Il sistema tramviario – diventato modello di antipianificazione – si rivela invece oggi un grande meccanismo “problem making” anziché “problem solving”: i cantieri aperti infatti stanno creando problemi alla vivibilità e alla mobilità della città; gli effetti ecologici sono altissimi; i costi superano clamorosamente anche quelli relativi a progetti analoghi (tramvia romana) già considerati spese inaccettabili; l’inefficienza – oltre ai ritardi ed agli elementi ostativi per la funzionalità del traffico attuale – giunge al punto di trascurare ed ignorare anche le opportunità offerte dalla più recente innovazione tecnologica.
2. I ritardi, con ovvia lievitazione dei costi dei cantieri e gli enormi disagi che gli stessi stanno procurando alla mobilità urbana, oltre che agli abitanti dei quartieri interessati, costituiscono la prima conseguenza della mancanza di pianificazione del progetto, e del procedere per assemblaggi forzosi di schemi progettuali diversi, anche in mutuo conflitto, disegnati senza logica di integrazione, per linea o addirittura per segmenti di linea. Con la necessità di continui aggiustamenti in corso d'opera e sempre maggiori gravami sulla città. Ciò che ha portato alla situazione odierna: invece della tre linee funzionanti e delle due in avanzata costruzione, secondo quanto previsto dall'agenda originaria, oggi funziona soltanto la linea 1, le linee 2 e 3 sono in fase di cantiere con forti ritardi, per le linee 4 e 5 non si prevede a breve neppure l'approvazione del progetto.
Anche questo dimostra la difficoltà di operare in assenza di quadro programmatico. E che il primo e prioritario problema è dunque costituito dall'assenza di uno scenario strategico integrato tra organizzazione urbanistica e sistema della mobilità; nonché dalla mancanza di un piano di circolazione tramviaria.
Le lacune programmatiche e la mutua conflittualità tra progetti diversi – peraltro mai definitivi ma sempre “in progress”- con variazioni continue e ritardi dovuti agli impatti, urbanistici, ambientali o sul traffico, si riflettono in errori progettuali macroscopici tra cui emergono: la presenza di una serie di strettoie (ingombro eccessivo in diversi punti delle linee); la cancellazione dell'offerta di servizio da alcune aree urbane pure a forte domanda, che restano scoperte, anche per le modifiche alle linee 2 e 3 e il rinvio sine die delle linee 4 e 5; l'assenza o il forte sottodimensionamento di parcheggi in aree chiave; la sostanziale sottrazione al sistema di alcuni segmenti e nodi strategici di flusso e interscambio (es. via Valfonda nei pressi della stazione SMN) che diventano nodi monofunzionali, “occupati esclusivamente” dal tram.
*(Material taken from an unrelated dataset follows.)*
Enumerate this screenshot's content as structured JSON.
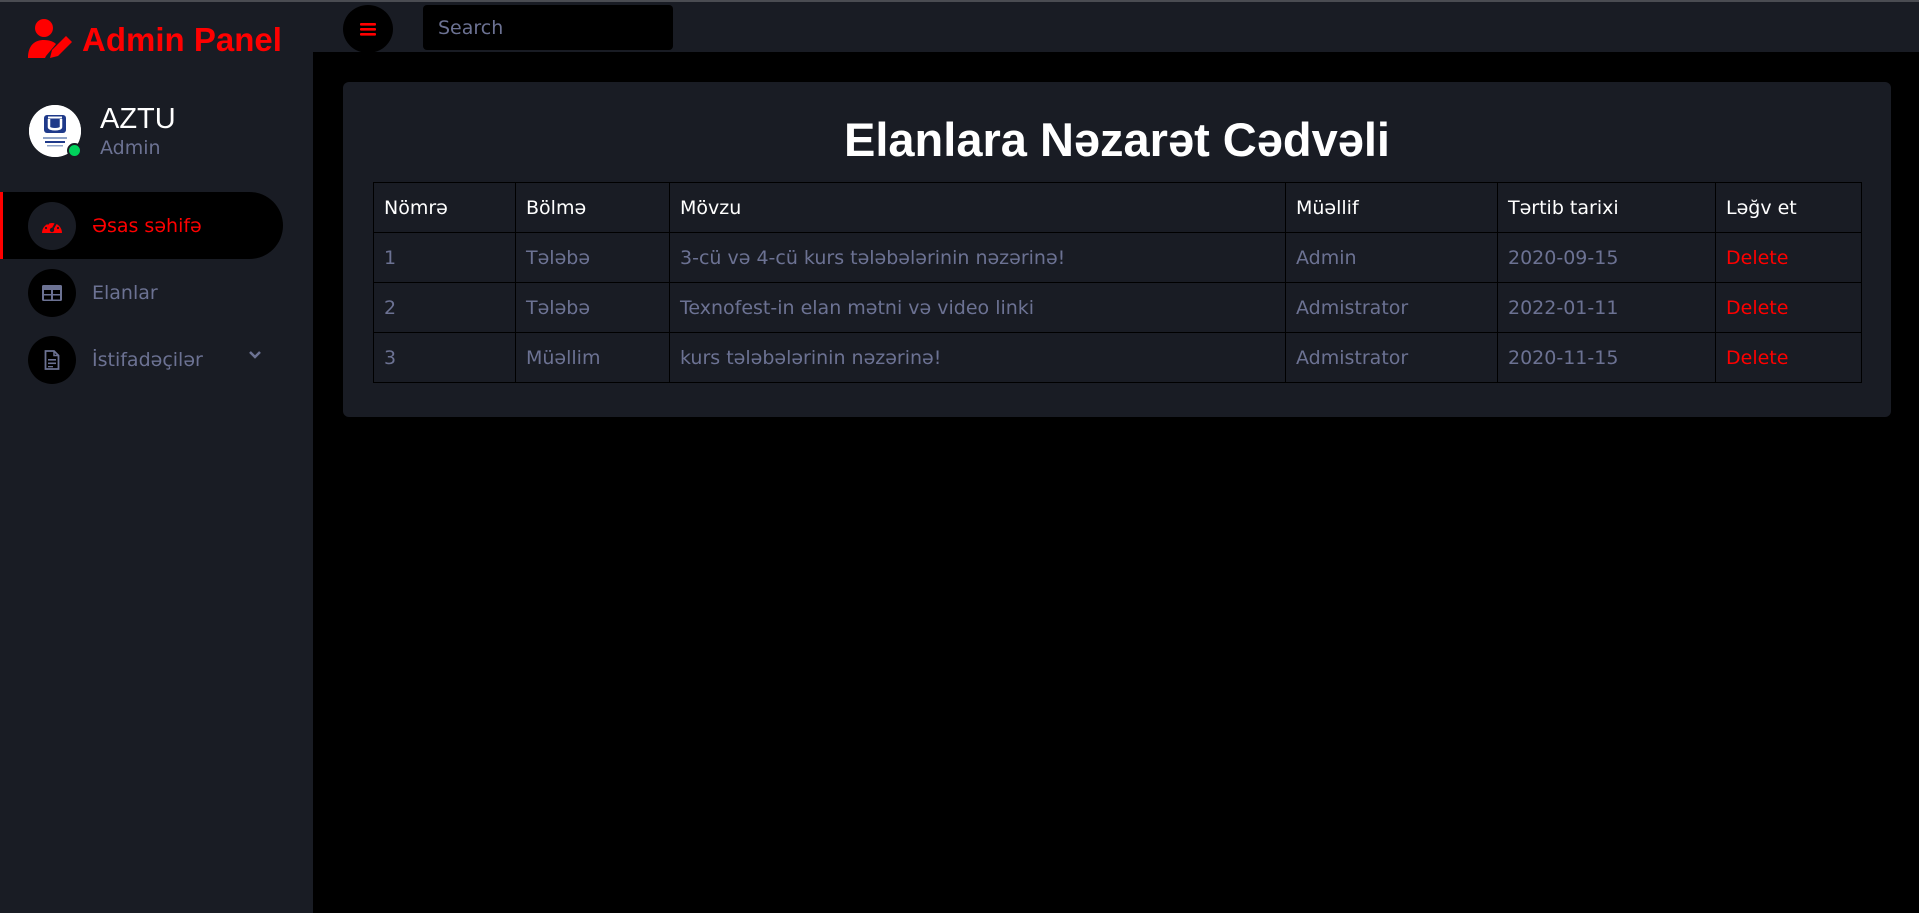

3. La grave mancanza di Via e Vas per un'infrastruttura strategica come la tramvia significa di per sé un'inaccettabile carenza del sistema progettuale e programmatico; per i molti problemi che vengono occultati proprio dalla mancanza di uno strumento analitico e valutativo fondamentale. Uno degli effetti di ciò, che emerge macroscopicamente ogni giorno, si evidenzia nella gestione dei cantieri delle linee 2 e 3; con continui, quotidiani impatti sul traffico urbano (rallentamenti e congestioni prolungate), gli inquinamenti soprattutto atmosferici ma anche acustici, e le macroalterazioni indotte sull’ecosistema della città: cancellazione di elementi a forte connotazione tipo-morfologica come brani di viali storici, distruzione di habitat tra cui, grave, lo sradicamento e la sparizione di migliaia di alberi, l'ingombro e talora lo stravolgimento di strati di suolo e primo sottosuolo. Il goffo tentativo di fronteggiare con la gestione quotidiana i problemi non previsti, perché non studiati nelle sedi opportune e peraltro dettate dalla legge (Via e Vas), sfocia nei disagi, nei rallentamenti, negli impatti, che ogni giorno rimbalzano dalla cronaca.
4. La fretta che paradossalmente produce ritardi anziché velocizzazioni, l'improvvisazione e la sciatteria di progetti determinati dalla rincorsa di “opportunità finanziarie a breve, altrimenti in sparizione” o del consenso mediatico, invece che dalla razionalità tecnica, programmatica e sociale, fanno sì che l'operazione tramvia a Firenze ignori anche le opportunità offerte dall'innovazione tecnologica più recente.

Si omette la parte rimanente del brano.